Planet X to really cause mass extinction this month?
The celestial body, theorized in many an ancient text – most notably among the Sumerians – is predicted to be 10 times our size, and is currently still thousands of times further away from us than our sun. But if the latest research is correct, something is having a skewing effect on a group of objects in the Kuiper Belt, just beyond Neptune. And it’s closing in fast.
Thanks to science, we know that the larger the celestial body, the bigger its gravity, and consequently, its ability to affect other, smaller bodies around it. We’ve known of Jupiter’s crucial role in protecting us from asteroids for quite some time now. But the mysterious Nibiru could very well do the opposite – and some say there’s good reason to believe it.

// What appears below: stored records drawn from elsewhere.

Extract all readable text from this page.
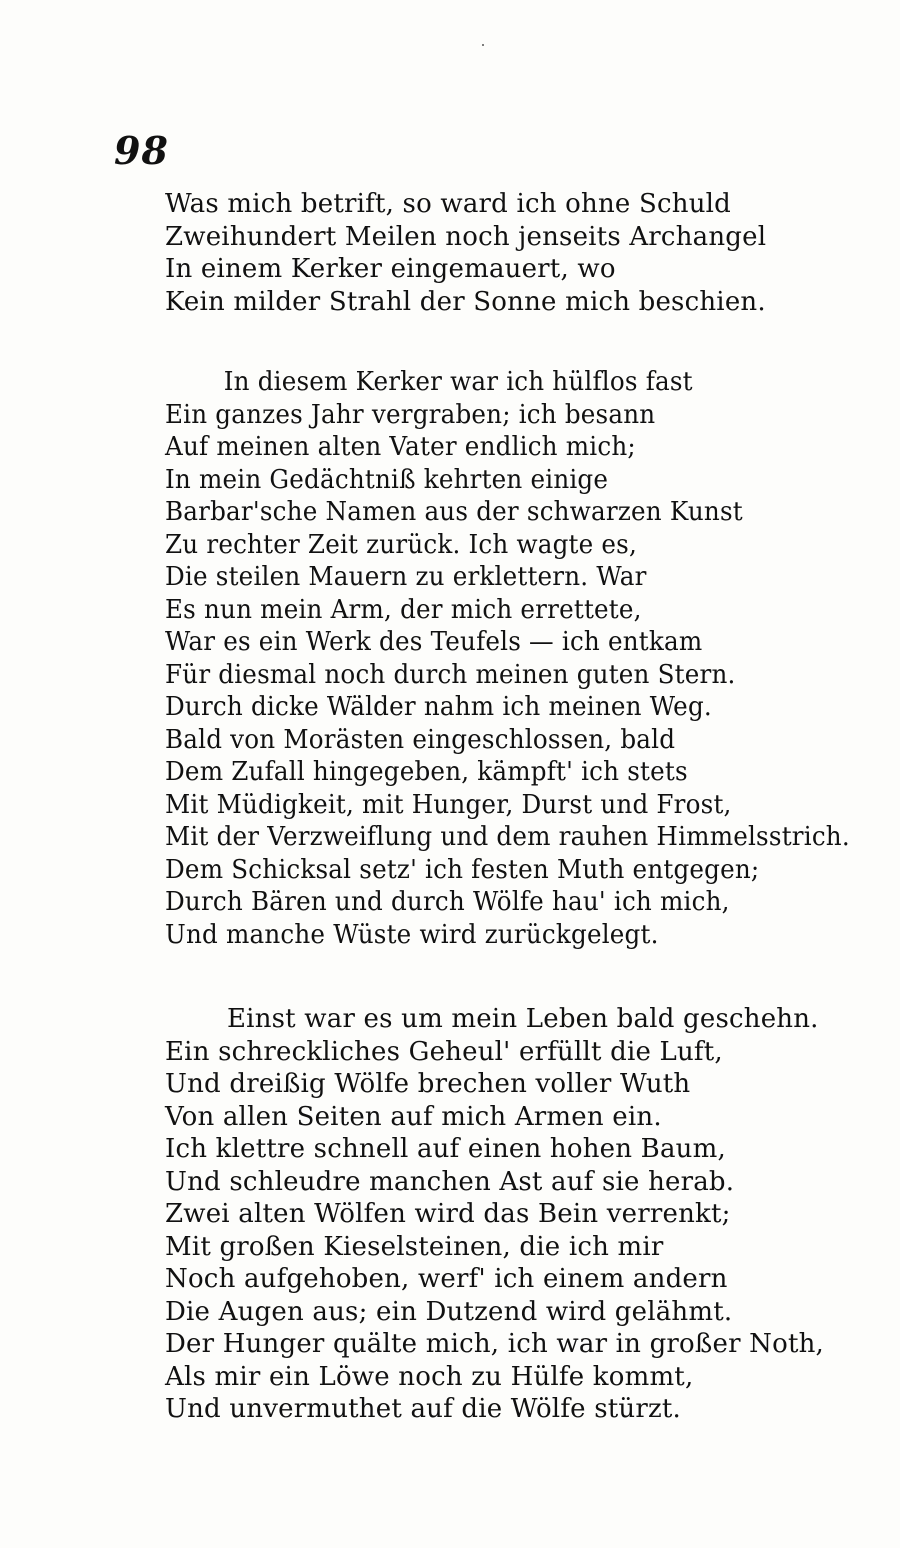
98
Was mich betrift, so ward ich ohne Schuld
Zweihundert Meilen noch jenseits Archangel
In einem Kerker eingemauert, wo
Kein milder Strahl der Sonne mich beschien.
In diesem Kerker war ich hülflos fast
Ein ganzes Jahr vergraben; ich besann
Auf meinen alten Vater endlich mich;
In mein Gedächtniß kehrten einige
Barbar'sche Namen aus der schwarzen Kunst
Zu rechter Zeit zurück. Ich wagte es,
Die steilen Mauern zu erklettern. War
Es nun mein Arm, der mich errettete,
War es ein Werk des Teufels — ich entkam
Für diesmal noch durch meinen guten Stern.
Durch dicke Wälder nahm ich meinen Weg.
Bald von Morästen eingeschlossen, bald
Dem Zufall hingegeben, kämpft' ich stets
Mit Müdigkeit, mit Hunger, Durst und Frost,
Mit der Verzweiflung und dem rauhen Himmelsstrich.
Dem Schicksal setz' ich festen Muth entgegen;
Durch Bären und durch Wölfe hau' ich mich,
Und manche Wüste wird zurückgelegt.
Einst war es um mein Leben bald geschehn.
Ein schreckliches Geheul' erfüllt die Luft,
Und dreißig Wölfe brechen voller Wuth
Von allen Seiten auf mich Armen ein.
Ich klettre schnell auf einen hohen Baum,
Und schleudre manchen Ast auf sie herab.
Zwei alten Wölfen wird das Bein verrenkt;
Mit großen Kieselsteinen, die ich mir
Noch aufgehoben, werf' ich einem andern
Die Augen aus; ein Dutzend wird gelähmt.
Der Hunger quälte mich, ich war in großer Noth,
Als mir ein Löwe noch zu Hülfe kommt,
Und unvermuthet auf die Wölfe stürzt.
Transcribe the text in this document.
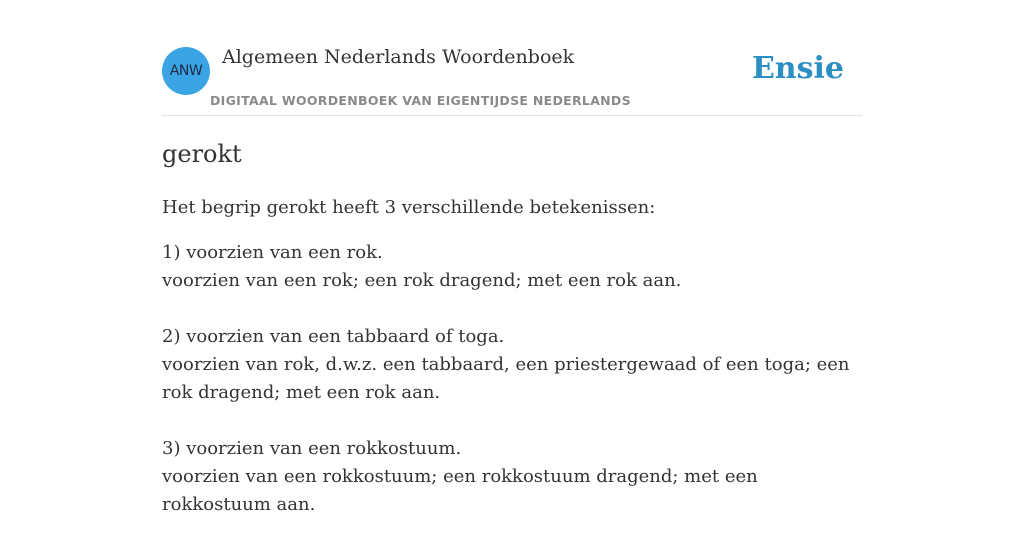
ANW
Algemeen Nederlands Woordenboek
DIGITAAL WOORDENBOEK VAN EIGENTIJDSE NEDERLANDS
Ensie
gerokt

Het begrip gerokt heeft 3 verschillende betekenissen:

1) voorzien van een rok.
voorzien van een rok; een rok dragend; met een rok aan.
2) voorzien van een tabbaard of toga.
voorzien van rok, d.w.z. een tabbaard, een priestergewaad of een toga; een rok dragend; met een rok aan.
3) voorzien van een rokkostuum.
voorzien van een rokkostuum; een rokkostuum dragend; met een rokkostuum aan.
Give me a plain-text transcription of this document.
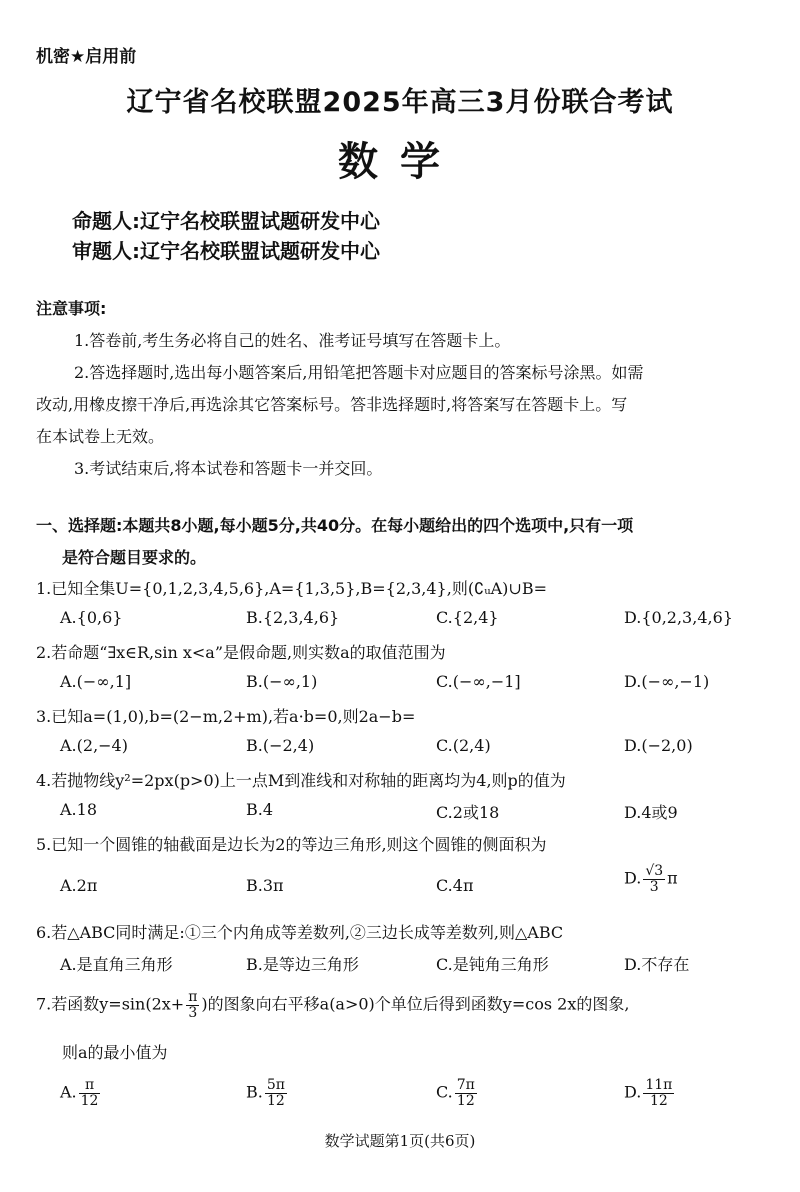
机密★启用前
辽宁省名校联盟2025年高三3月份联合考试
数学
命题人:辽宁名校联盟试题研发中心
审题人:辽宁名校联盟试题研发中心
注意事项:
1.答卷前,考生务必将自己的姓名、准考证号填写在答题卡上。
2.答选择题时,选出每小题答案后,用铅笔把答题卡对应题目的答案标号涂黑。如需
改动,用橡皮擦干净后,再选涂其它答案标号。答非选择题时,将答案写在答题卡上。写
在本试卷上无效。
3.考试结束后,将本试卷和答题卡一并交回。
一、选择题:本题共8小题,每小题5分,共40分。在每小题给出的四个选项中,只有一项
是符合题目要求的。
1.已知全集U={0,1,2,3,4,5,6},A={1,3,5},B={2,3,4},则(∁ᵤA)∪B=
A.{0,6}	B.{2,3,4,6}	C.{2,4}	D.{0,2,3,4,6}
2.若命题“∃x∈R,sin x<a”是假命题,则实数a的取值范围为
A.(−∞,1]	B.(−∞,1)	C.(−∞,−1]	D.(−∞,−1)
3.已知a=(1,0),b=(2−m,2+m),若a·b=0,则2a−b=
A.(2,−4)	B.(−2,4)	C.(2,4)	D.(−2,0)
4.若抛物线y²=2px(p>0)上一点M到准线和对称轴的距离均为4,则p的值为
A.18	B.4	C.2或18	D.4或9
5.已知一个圆锥的轴截面是边长为2的等边三角形,则这个圆锥的侧面积为
A.2π	B.3π	C.4π	D. $\frac{√3}{3}$ π
6.若△ABC同时满足:①三个内角成等差数列,②三边长成等差数列,则△ABC
A.是直角三角形	B.是等边三角形	C.是钝角三角形	D.不存在
7.若函数$y=\sin(2x+ \frac{\pi}{3}$ )的图象向右平移a(a>0)个单位后得到函数y=cos 2x的图象,
则a的最小值为
A. $\frac{\pi}{12}$	B. $\frac{5\pi}{12}$	C. $\frac{7\pi}{12}$	D. $\frac{11\pi}{12}$
数学试题第1页(共6页)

According to wide speculation among the space-surveying community, we were never likely to observe Nibiru closely, owing to its long orbit. However, once it makes its theoretical journey back around, it’s going to bring with it more than just a pretty sight.
Some say the mass extinction some 27 million years ago was caused by just that: comets and other space debris pummeling Earth and wiping everything out. And we indeed have fossil evidence to suggest that, with striking regularity, something wiped out almost all life once in every 27 million years, dating back at least 250 million years.
Ancient Sumerian writings first documented the planet’s supposed existence, as did other ancient civilizations. But our inability to study it firmly placed the doomsday scenarios into the conspiracy-theory category.
Now, a retired astrophysics professor from the University of Louisiana, Daniel Whitmire, is saying Nibiru has all but arrived to our neck of the woods – and that the destruction brought about by its gravitational trickery will take place this very April, as it’s done numerous times before, every time it passed us by.
Whitmire recently published his research in the Monthly Notices of the Royal Astronomical Society, although he first theorized the Nibiru-mass extinction connection back in 1985 in the journal Nature.